Retraites: les mesures choc proposées par le rapport Moreau

Allonger la durée de cotisation, retirer des avantages fiscaux aux retraités, durcir le mode de calcul des pensions des fonctionnaires: le rapport Moreau remis vendredi 14 juin à Matignon fournit un catalogue de mesures à prendre pour limiter un déficit prévu de 20 milliards en 2020.

Très attendu, ce rapport est remis vers 10H00 au Premier ministre, Jean-Marc Ayrault, par la présidente de la Commission pour l’avenir des retraites, la haut fonctionnaire Yannick Moreau, ancienne présidente du Conseil d’orientation des retraites (Cor). Au vu des quelques fuites, il contient des propositions vouées à mécontenter beaucoup de Français.

44 ans de cotisation

Les salariés du privé et du public d’abord, qui pourraient être amenés à cotiser 43, voire 44 ans, contre une durée maximale de 41,5 ans aujourd’hui pour ceux qui sont nés en 1955 et 1956, selon des syndicats qui ont rencontré Yannick Moreau.

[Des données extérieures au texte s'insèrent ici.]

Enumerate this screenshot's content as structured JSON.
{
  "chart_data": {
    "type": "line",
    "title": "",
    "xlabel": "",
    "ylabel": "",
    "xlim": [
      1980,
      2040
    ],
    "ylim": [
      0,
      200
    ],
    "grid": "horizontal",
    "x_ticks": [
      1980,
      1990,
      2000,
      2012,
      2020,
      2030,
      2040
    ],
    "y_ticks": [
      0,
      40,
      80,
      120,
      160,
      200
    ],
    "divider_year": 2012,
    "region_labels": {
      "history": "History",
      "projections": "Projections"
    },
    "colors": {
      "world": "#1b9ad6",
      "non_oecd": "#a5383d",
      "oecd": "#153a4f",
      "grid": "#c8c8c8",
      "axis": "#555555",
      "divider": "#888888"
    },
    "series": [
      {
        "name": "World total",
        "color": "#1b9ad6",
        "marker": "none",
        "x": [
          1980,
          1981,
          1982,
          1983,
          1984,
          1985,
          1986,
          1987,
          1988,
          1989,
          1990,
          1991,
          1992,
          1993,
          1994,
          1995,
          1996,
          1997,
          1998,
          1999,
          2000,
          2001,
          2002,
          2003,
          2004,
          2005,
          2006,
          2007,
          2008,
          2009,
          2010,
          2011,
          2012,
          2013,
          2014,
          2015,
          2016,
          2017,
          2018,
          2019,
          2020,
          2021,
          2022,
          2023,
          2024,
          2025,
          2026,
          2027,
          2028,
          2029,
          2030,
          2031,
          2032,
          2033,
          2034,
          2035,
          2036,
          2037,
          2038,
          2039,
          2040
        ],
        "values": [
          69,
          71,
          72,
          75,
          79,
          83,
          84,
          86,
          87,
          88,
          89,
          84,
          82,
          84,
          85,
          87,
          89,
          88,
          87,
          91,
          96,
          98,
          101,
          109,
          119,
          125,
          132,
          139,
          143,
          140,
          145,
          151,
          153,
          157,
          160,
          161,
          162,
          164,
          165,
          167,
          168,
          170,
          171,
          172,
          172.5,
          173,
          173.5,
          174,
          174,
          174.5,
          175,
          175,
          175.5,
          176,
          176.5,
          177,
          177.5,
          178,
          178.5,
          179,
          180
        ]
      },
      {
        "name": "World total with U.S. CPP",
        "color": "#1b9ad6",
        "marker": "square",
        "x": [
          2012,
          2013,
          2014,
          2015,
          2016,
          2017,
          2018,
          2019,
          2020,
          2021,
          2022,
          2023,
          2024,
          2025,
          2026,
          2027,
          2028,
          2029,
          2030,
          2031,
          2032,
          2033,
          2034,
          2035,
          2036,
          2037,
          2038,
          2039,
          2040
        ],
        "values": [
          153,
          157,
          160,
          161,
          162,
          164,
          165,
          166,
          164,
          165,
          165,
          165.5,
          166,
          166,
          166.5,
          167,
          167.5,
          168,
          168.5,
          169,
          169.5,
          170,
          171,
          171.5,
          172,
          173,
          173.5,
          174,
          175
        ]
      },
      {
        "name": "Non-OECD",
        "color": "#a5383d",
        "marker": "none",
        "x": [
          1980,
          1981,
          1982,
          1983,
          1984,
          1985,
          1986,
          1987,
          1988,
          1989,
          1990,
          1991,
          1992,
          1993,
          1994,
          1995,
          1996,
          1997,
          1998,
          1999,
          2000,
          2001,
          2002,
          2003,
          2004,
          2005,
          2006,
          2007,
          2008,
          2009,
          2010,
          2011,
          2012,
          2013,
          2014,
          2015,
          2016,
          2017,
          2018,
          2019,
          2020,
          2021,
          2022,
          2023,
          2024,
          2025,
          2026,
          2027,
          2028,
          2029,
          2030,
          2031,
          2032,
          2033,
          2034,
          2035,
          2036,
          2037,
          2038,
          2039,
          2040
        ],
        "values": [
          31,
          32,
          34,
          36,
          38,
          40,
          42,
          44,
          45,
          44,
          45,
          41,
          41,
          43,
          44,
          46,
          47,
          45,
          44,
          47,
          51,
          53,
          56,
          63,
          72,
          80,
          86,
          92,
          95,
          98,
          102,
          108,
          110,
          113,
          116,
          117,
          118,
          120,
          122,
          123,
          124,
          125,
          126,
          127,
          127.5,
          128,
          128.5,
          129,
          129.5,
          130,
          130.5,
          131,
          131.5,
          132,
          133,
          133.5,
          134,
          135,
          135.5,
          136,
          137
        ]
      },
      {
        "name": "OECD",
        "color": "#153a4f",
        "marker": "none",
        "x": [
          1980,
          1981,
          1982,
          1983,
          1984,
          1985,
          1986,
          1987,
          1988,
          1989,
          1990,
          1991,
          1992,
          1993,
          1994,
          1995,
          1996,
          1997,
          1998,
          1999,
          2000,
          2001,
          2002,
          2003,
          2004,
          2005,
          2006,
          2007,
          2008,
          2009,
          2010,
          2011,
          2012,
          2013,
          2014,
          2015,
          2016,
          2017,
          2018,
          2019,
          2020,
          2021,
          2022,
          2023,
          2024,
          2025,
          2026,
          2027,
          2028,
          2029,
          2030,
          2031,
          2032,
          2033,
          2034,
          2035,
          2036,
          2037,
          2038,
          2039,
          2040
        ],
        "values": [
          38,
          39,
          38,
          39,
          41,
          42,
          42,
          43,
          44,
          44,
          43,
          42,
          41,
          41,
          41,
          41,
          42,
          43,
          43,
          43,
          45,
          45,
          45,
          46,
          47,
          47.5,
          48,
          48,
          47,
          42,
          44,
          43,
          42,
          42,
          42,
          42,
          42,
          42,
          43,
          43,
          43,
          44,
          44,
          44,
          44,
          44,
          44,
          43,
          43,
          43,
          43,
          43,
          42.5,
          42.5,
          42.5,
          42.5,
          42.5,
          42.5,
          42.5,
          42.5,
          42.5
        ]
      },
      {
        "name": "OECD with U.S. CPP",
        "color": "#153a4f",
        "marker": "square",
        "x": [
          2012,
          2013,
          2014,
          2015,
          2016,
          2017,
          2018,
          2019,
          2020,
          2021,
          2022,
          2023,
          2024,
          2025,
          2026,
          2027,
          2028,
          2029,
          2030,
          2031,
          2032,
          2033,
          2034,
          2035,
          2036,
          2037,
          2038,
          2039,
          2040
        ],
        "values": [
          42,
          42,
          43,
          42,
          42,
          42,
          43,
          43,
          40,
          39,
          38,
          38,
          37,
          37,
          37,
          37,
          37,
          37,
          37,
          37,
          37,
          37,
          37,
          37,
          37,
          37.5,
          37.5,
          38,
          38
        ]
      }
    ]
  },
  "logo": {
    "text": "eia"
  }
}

Cela signifie par exemple qu’un jeune, ayant fait plusieurs années d’études et entrant dans la vie active à 25 ans, devra cotiser jusqu’à l’âge de 69 ans s’il veut obtenir une retraite à taux plein. L’âge pour obtenir le taux plein est actuellement de 65 ans et va passer progressivement à 67 ans du fait de la réforme de 2010 de Nicolas Sarkozy.

CSG des retraités alignée sur celle des actifs

Les retraités imposables risquent de faire aussi la grimace puisque le rapport devrait proposer d’aligner le taux de CSG qu’ils acquittent (6,6%) sur celui des actifs (7,5%), ainsi que de leur retirer l’abattement fiscal de 10%.

Quant aux retraités ayant élevé trois enfants ou plus, ils verraient le bonus de 10% sur leur pension de retraite devenir imposable ou être plafonné.

Sujet beaucoup plus délicat: les fonctionnaires qui pourraient être mis à contribution, avec un changement du mode de calcul de leurs pensions. Il ne porterait plus sur les six derniers mois de salaires mais sur les dix meilleures années. Pour les salariés du privé la période de référence prend en compte les 25 meilleures années depuis la réforme Balladur de 1993.

Un « casus belli » pour les syndicats

D’ores et déjà, certains syndicats de fonctionnaires, dont la CGT, sont montés au créneau, parlant de « casus belli » si une telle proposition devait être retenue. Mais le leader de la CFDT, Laurent Berger, s’est déclaré favorable à « un rapprochement des différents régimes » de retraite, « à condition de prendre en compte la spécificité des carrières et des structures de rémunération ».

Le gouvernement veut que la prochaine réforme des retraites –la cinquième en 20 ans– soit « globale » et « inscrite dans la durée », selon la ministre des Affaires sociales Marisol Touraine. « Si les fonctionnaires ne doivent évidemment pas rester à l’écart d’une réforme à venir, il n’est pas envisageable d’en faire les boucs émissaires de la situation de nos régimes de retraite », a précisé Marisol Touraine.

Les avantages des fonctionnaires et plus encore des salariés des régimes spéciaux est un des angles d’attaque que semble prendre l’opposition de droite pour mettre le gouvernement en difficulté vis-à-vis d’un électorat votant largement à gauche.

Les Français pour un alignement public / privé

Des sondages récents montrent qu’une majorité de Français est favorable à un alignement du public sur le privé. Dans l’entourage du chef de l’Etat, on a précisé début juin que le mode de calcul des retraites des fonctionnaires sera un des éléments du « débat » dans l’élaboration de la future loi, attendue pour l’automne au Parlement.

Mais le gouvernement se montre prudent dans ce dossier ultra-sensible. Jean-Marc Ayrault a ainsi temporisé en expliquant que les pistes de la commission Moreau seraient des « hypothèses » de réforme.

Et Marisol Touraine d’enfoncer le clou vendredi dans la Nouvelle République du Centre-ouest. « Soyons clairs: le rapport (…) n’est pas le projet du gouvernement », affirme-t-elle. « Ce sont des pistes de travail, pas forcément exhaustives d’ailleurs, et en aucun cas une réforme bouclée qui nous serait livrée clé en main ! ».

Pour autant, ces pistes devraient servir de base à la concertation entre le gouvernement et les syndicats, entamée lors de la conférence sociale des 20 et 21 juin.